For example , $0$ -simplex is a point, $1$ -simplex $\left<p_{0}p_{1}\right>$ is an edge, $\left<p_{0}p_{1}p_{2}\right>$ is a triangle with its interior included, $3$ -simplex is a solid tetrahedron.
$(c_{0},\dots,c_{r})$ is called barycentric coordinate of $x$ . Since $\sigma_{r}$ is bounded and closed subset of $\mathbb{R}^{m}$ , it is compact.

Let $q\leq r$ a nonnegative integer.
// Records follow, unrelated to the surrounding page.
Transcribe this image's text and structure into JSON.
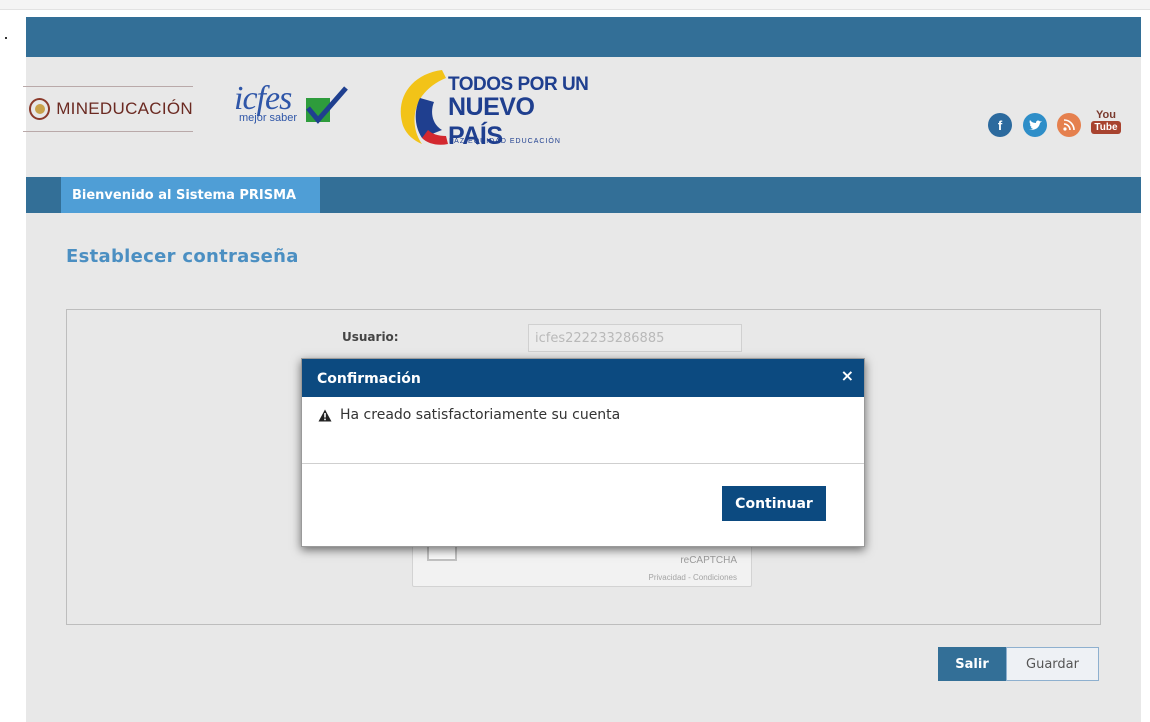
{
  "header": {
    "mineducacion": "MINEDUCACIÓN",
    "icfes_word": "icfes",
    "icfes_sub": "mejor saber",
    "todos_line1": "TODOS POR UN",
    "todos_line2": "NUEVO PAÍS",
    "todos_line3": "PAZ  EQUIDAD  EDUCACIÓN",
    "social": {
      "facebook": "f",
      "twitter": "t",
      "rss": "r",
      "youtube_you": "You",
      "youtube_tube": "Tube"
    }
  },
  "nav": {
    "active_tab": "Bienvenido al Sistema PRISMA"
  },
  "page": {
    "title": "Establecer contraseña"
  },
  "form": {
    "usuario_label": "Usuario:",
    "usuario_value": "icfes222233286885"
  },
  "recaptcha": {
    "label": "reCAPTCHA",
    "links": "Privacidad - Condiciones"
  },
  "actions": {
    "salir": "Salir",
    "guardar": "Guardar"
  },
  "modal": {
    "title": "Confirmación",
    "close": "×",
    "message": "Ha creado satisfactoriamente su cuenta",
    "continue": "Continuar"
  },
  "colors": {
    "header_bar": "#336f97",
    "nav_tab": "#4f9ed6",
    "modal_header": "#0c4a80",
    "title_blue": "#4b8fc2"
  }
}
We choose $q+1$ points out of $p_{0},\dots,p_{r}$ , define a $q$ -simplex $\sigma_{q}=\left<p_{i_{0}}\dots p_{i_{q}}\right>$ , which is called $q$ -face of $\sigma_{r}$ . Write $\sigma_{q}\leq\sigma_{r}$ if $\sigma_{q}$ is a face of $\sigma_{r}$ , and moreover a proper face of $\sigma_{r}$ if $\sigma_{q}\neq\sigma_{r}$ .

The number of $q$ -faces of an $r$ -simplex is ${r+1 \choose q+1}$

2.2 Simplicial complexes, polyhedra

Let $K$ be a set of finite number of simplexes in $\mathbb{R}^{m}$ . If these simplexes are nicely fitted together, $K$ is a simplicial complex. By nicely we mean:

if $\sigma\in K$ , $\sigma'\leq\sigma$ , then $\sigma'\in K$
if $\sigma,\sigma'\in K$ , then either $\sigma \cap \sigma'=\emptyset$ or $\sigma \cap\sigma'\leq\sigma,\sigma \cap\sigma'\leq\sigma'$
$\text{dim}K$ is the largest dimension of its simplexes.
$\fcolorbox{green}{}{Example}$
$\sigma_{r}$ is a $r$ -simplex and $K=\{\sigma'\mid \sigma'\leq\sigma_{r}\}$ be the set of faces of $\sigma_{r}$ . $K$ is an $r$ -dimensional simplical complex.
$\fcolorbox{green}{}{End Example}$
Polyhedron: $\left| K \right|=\bigcup_{\sigma\in K}\sigma$ is called polyhedron of simplicial complex $K$ . The dimension of $\left| K \right|$ is the same with $K$ : $\text{dim} \left| K \right|=\text{dim}K$
Let $K$ be a topological space. If there exists a simplicial complex K and a homeomorphism $f:|K| \to X$ , $X$ is triangulable and the pair $(K,f)$ is triangulation of $X$ .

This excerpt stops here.